A summary of steps taken since 2018 includes:

  • Commissioning an independent clinical psychologist to advise the Board and prepare a set of protocols, which were peer-reviewed by independent experts both here and in Australia. The protocols set out best-practice abuse prevention and outlined processes to follow should a former or current student come forward with a complaint about physical, emotional or sexual abuse.
  • Appointing a Protection & Response Committee of senior School management to oversee and implement the programmes and institutional culture required to give effect to the protocols and enhance the safety of our current students.
  • Establishing an independent Listening Service for Old Boys to access professional counselling services as well as psychological therapy and support, at no cost to Old Boys. To date, more than 100 people have accessed this confidential service, and 68 have received fully funded therapy.
  • Making safety improvements to our buildings.
  • Adopting new policies and processes for safeguarding, recruitment, staff training, student education and response to reports of abuse.
  • Sharing information with the NZ Police - which was the catalyst for Operation Beverly and this was acknowledged by Detective Senior Sergeant Geoff Baber when giving evidence at a recent trial.
  • Supporting Old Boys wanting to contact the Police and the Royal Commission of Inquiry into Abuse in Care about any experiences from their time at Dilworth.

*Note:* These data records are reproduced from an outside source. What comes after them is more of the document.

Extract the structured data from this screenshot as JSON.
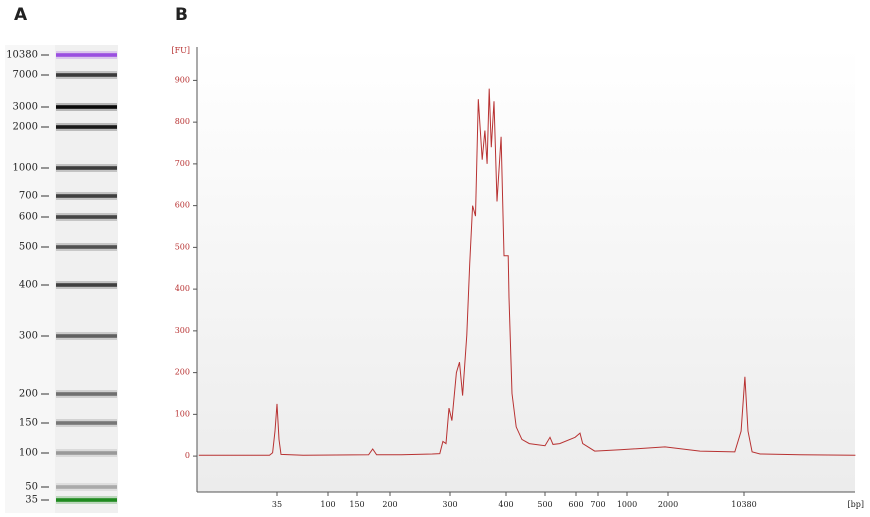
{
  "chart_data": [
    {
      "type": "gel",
      "title": "A",
      "sizes": [
        10380,
        7000,
        3000,
        2000,
        1000,
        700,
        600,
        500,
        400,
        300,
        200,
        150,
        100,
        50,
        35
      ],
      "colors": [
        "#9a4fe0",
        "#3a3a3a",
        "#0a0a0a",
        "#1a1a1a",
        "#3c3c3c",
        "#404040",
        "#454545",
        "#505050",
        "#404040",
        "#606060",
        "#707070",
        "#777777",
        "#999999",
        "#aaaaaa",
        "#1f8a1f"
      ]
    },
    {
      "type": "line",
      "title": "B",
      "y_label": "[FU]",
      "x_label": "[bp]",
      "color": "#b83232",
      "x": [
        7,
        30,
        32,
        33.6,
        35,
        36.5,
        38,
        60,
        166,
        172,
        178,
        216,
        266,
        280,
        286,
        292,
        298,
        303,
        310,
        315,
        320,
        327,
        332,
        337,
        342,
        347,
        354,
        359,
        363,
        367,
        371,
        376,
        382,
        390,
        396,
        405,
        407,
        414,
        424,
        438,
        457,
        500,
        515,
        524,
        545,
        597,
        617,
        629,
        684,
        919,
        1900,
        3997,
        8500,
        9750,
        10590,
        11330,
        12370,
        14700,
        35000,
        116000
      ],
      "values": [
        2,
        2,
        8,
        60,
        125,
        40,
        4,
        2,
        3,
        17,
        3,
        3,
        5,
        6,
        35,
        30,
        115,
        85,
        200,
        225,
        145,
        290,
        460,
        600,
        575,
        855,
        710,
        780,
        700,
        880,
        740,
        850,
        610,
        765,
        480,
        480,
        380,
        150,
        70,
        40,
        30,
        25,
        45,
        28,
        30,
        45,
        55,
        30,
        12,
        15,
        22,
        12,
        10,
        60,
        190,
        60,
        10,
        5,
        3,
        2
      ],
      "xlim": [
        7,
        116000
      ],
      "ylim": [
        -86,
        980
      ],
      "xticks": [
        35,
        100,
        150,
        200,
        300,
        400,
        500,
        600,
        700,
        1000,
        2000,
        10380
      ],
      "yticks": [
        0,
        100,
        200,
        300,
        400,
        500,
        600,
        700,
        800,
        900
      ]
    }
  ]
}
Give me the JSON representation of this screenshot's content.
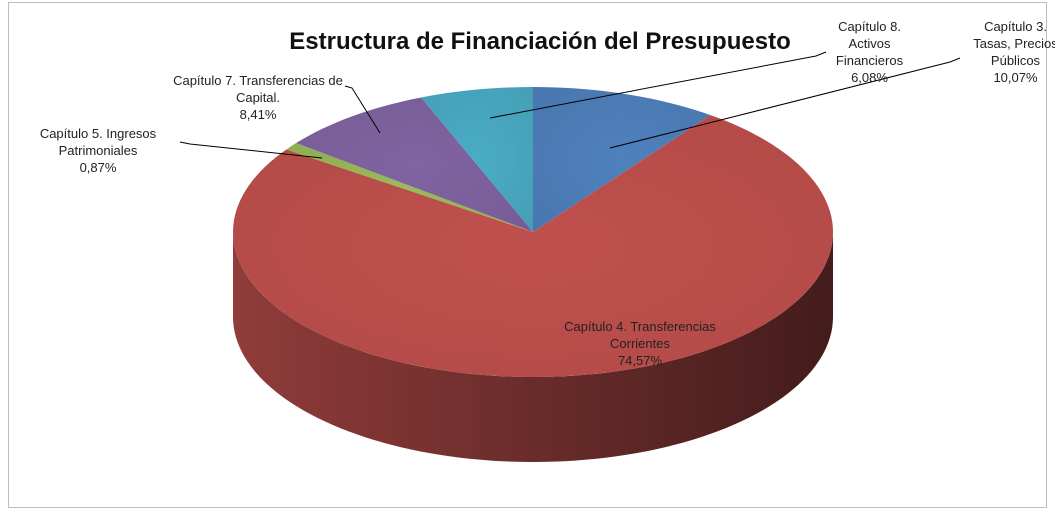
{
  "chart_data": {
    "type": "pie3d",
    "title": "Estructura de Financiación del Presupuesto",
    "categories": [
      "Capítulo 3. Tasas, Precios Públicos",
      "Capítulo 4. Transferencias Corrientes",
      "Capítulo 5. Ingresos Patrimoniales",
      "Capítulo 7. Transferencias de Capital.",
      "Capítulo 8. Activos Financieros"
    ],
    "values": [
      10.07,
      74.57,
      0.87,
      8.41,
      6.08
    ],
    "value_labels": [
      "10,07%",
      "74,57%",
      "0,87%",
      "8,41%",
      "6,08%"
    ],
    "colors": [
      "#4f81bd",
      "#c0504d",
      "#9bbb59",
      "#8064a2",
      "#4bacc6"
    ]
  }
}
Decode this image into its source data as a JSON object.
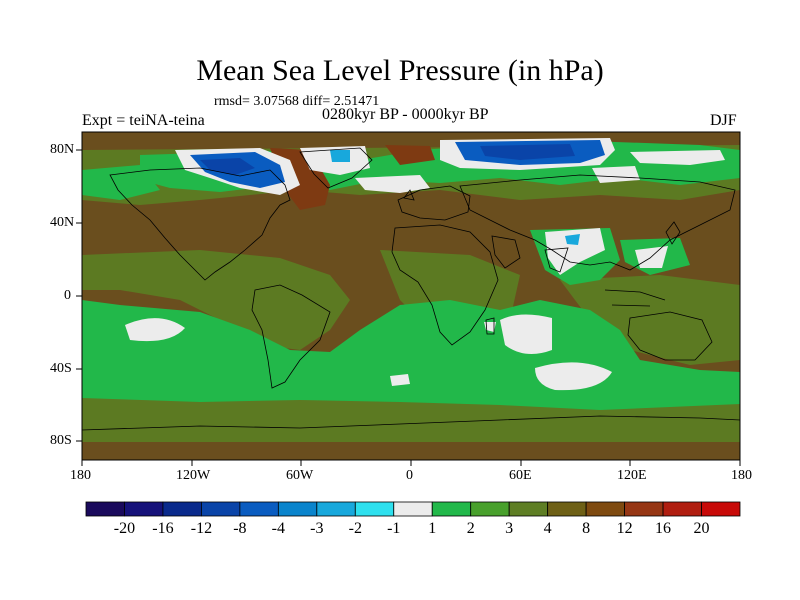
{
  "title": "Mean Sea Level Pressure (in hPa)",
  "stats": "rmsd= 3.07568  diff= 2.51471",
  "period": "0280kyr BP - 0000kyr BP",
  "experiment": "Expt = teiNA-teina",
  "season": "DJF",
  "lat_labels": [
    "80N",
    "40N",
    "0",
    "40S",
    "80S"
  ],
  "lon_labels": [
    "180",
    "120W",
    "60W",
    "0",
    "60E",
    "120E",
    "180"
  ],
  "colorbar": {
    "labels": [
      "-20",
      "-16",
      "-12",
      "-8",
      "-4",
      "-3",
      "-2",
      "-1",
      "1",
      "2",
      "3",
      "4",
      "8",
      "12",
      "16",
      "20"
    ],
    "colors": [
      "#1a0a5c",
      "#16127a",
      "#0a2a8c",
      "#0a44a8",
      "#0a5cc0",
      "#0a84cc",
      "#18a8dc",
      "#2ee0ee",
      "#ececec",
      "#22b84a",
      "#48a02c",
      "#5e7e24",
      "#6e6016",
      "#7e4a10",
      "#963614",
      "#b01e10",
      "#c80a08"
    ]
  },
  "map_colors": {
    "dark_brown": "#6a4e1e",
    "olive": "#5c7a22",
    "green": "#22b84a",
    "white": "#ececec",
    "deep_blue": "#0a44a8",
    "blue": "#0a5cc0",
    "light_blue": "#18a8dc",
    "red_brown": "#7e3a12"
  }
}
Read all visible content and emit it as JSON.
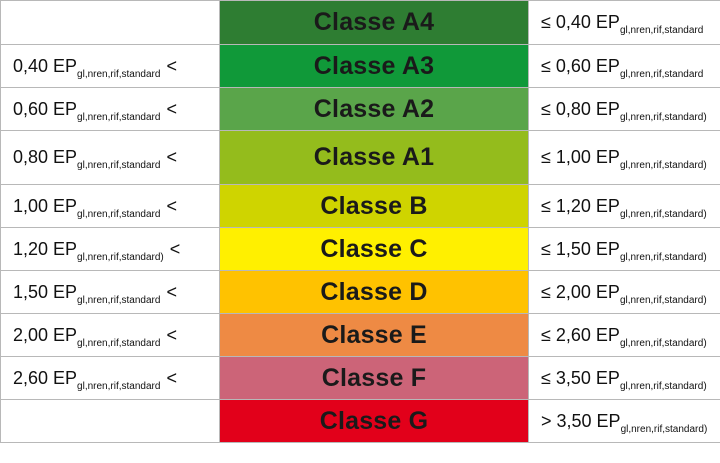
{
  "rows": [
    {
      "left": "",
      "left_sub": "",
      "left_op": "",
      "label": "Classe A4",
      "color": "#2e7d32",
      "right_op": "≤ 0,40 EP",
      "right_sub": "gl,nren,rif,standard"
    },
    {
      "left": "0,40 EP",
      "left_sub": "gl,nren,rif,standard",
      "left_op": "<",
      "label": "Classe A3",
      "color": "#109939",
      "right_op": "≤ 0,60 EP",
      "right_sub": "gl,nren,rif,standard"
    },
    {
      "left": "0,60 EP",
      "left_sub": "gl,nren,rif,standard",
      "left_op": "<",
      "label": "Classe A2",
      "color": "#5aa54a",
      "right_op": "≤ 0,80 EP",
      "right_sub": "gl,nren,rif,standard)"
    },
    {
      "left": "0,80 EP",
      "left_sub": "gl,nren,rif,standard",
      "left_op": "<",
      "label": "Classe A1",
      "color": "#94bc1c",
      "right_op": "≤ 1,00 EP",
      "right_sub": "gl,nren,rif,standard)"
    },
    {
      "left": "1,00 EP",
      "left_sub": "gl,nren,rif,standard",
      "left_op": "<",
      "label": "Classe B",
      "color": "#cfd400",
      "right_op": "≤ 1,20 EP",
      "right_sub": "gl,nren,rif,standard)"
    },
    {
      "left": "1,20 EP",
      "left_sub": "gl,nren,rif,standard)",
      "left_op": "<",
      "label": "Classe C",
      "color": "#fff000",
      "right_op": "≤ 1,50 EP",
      "right_sub": "gl,nren,rif,standard)"
    },
    {
      "left": "1,50 EP",
      "left_sub": "gl,nren,rif,standard",
      "left_op": "<",
      "label": "Classe D",
      "color": "#ffc200",
      "right_op": "≤ 2,00 EP",
      "right_sub": "gl,nren,rif,standard)"
    },
    {
      "left": "2,00 EP",
      "left_sub": "gl,nren,rif,standard",
      "left_op": "<",
      "label": "Classe E",
      "color": "#ee8a44",
      "right_op": "≤ 2,60 EP",
      "right_sub": "gl,nren,rif,standard)"
    },
    {
      "left": "2,60 EP",
      "left_sub": "gl,nren,rif,standard",
      "left_op": "<",
      "label": "Classe F",
      "color": "#cc6478",
      "right_op": "≤ 3,50 EP",
      "right_sub": "gl,nren,rif,standard)"
    },
    {
      "left": "",
      "left_sub": "",
      "left_op": "",
      "label": "Classe G",
      "color": "#e2001a",
      "right_op": "> 3,50 EP",
      "right_sub": "gl,nren,rif,standard)"
    }
  ]
}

We have continued to co-operate with the Royal Commission of Inquiry into Abuse in Care and the NZ Police.
  • Requesting through the courts not to have the School’s name suppressed in connection with Operation Beverly proceedings as we wanted to discuss our response to historical abuse openly within our School community and with Old Boys.  We have also agreed to the lifting of historical orders suppressing the School's name, provided consent to do so has been given by the complainant Old Boy survivor.
  • Providing specific educational training for staff and students on the protocols reinforcing that abuse in any form, be it physical, emotional or sexual, is not tolerated or permitted at Dilworth.
  • Embarking in 2018 on a School-wide change programme with a focus on student safety, student voice and parental involvement at its core. We have implemented Stymie, an app to enable students to report any concerns they have at school.
  • Establishing an Independent Inquiry, to be led by the Hon. Dame Silvia Cartwright ONZ PCNZM DBE QSO DStJ and Co-Inquirer Frances Joychild QC, and an independent Redress Programme, the details of which will be announced later this month. We are fully committed to learning from the Independent Inquiry’s findings and implementing its recommendations, as well as to ensuring the Redress Programme brings meaningful resolution and redress to Old Boy survivors and their families.
  • Developing a Redress Programme, which will be the first in New Zealand, to provide Old Boy survivors with redress. The Board has received and taken into account extensive feedback on the Programme’s proposed Terms of Reference from Old Boy survivors, those affected by abuse, and the wider Dilworth community, as well as substantive contributions from legal representatives of survivors.
  • Initially, the Independent Inquiry and the Redress Programme will run concurrently – however the Redress Programme Panel will have the ability to closely consider the Inquiry’s findings as it makes its determinations.

Further details about the Redress Programme and its finalised Terms of Reference, including the quantum of financial redress, will be shared when the Programme is launched at the end of this month. While we cannot undo the harm done to Old Boy survivors, the Trustees are committed to providing meaningful redress to Old Boy survivors and to ensuring the well-being and protection of our current students by providing a school environment that is safe and nurturing.

You can find more information about our response to historical abuse at www.dilworthresponse.org.nz including the Independent Inquiry Terms of Reference, FAQs and our earlier public statements.

I hope this information is helpful as you consider your approach to framing our response to historical abuse. Thank you again for the offer to respond.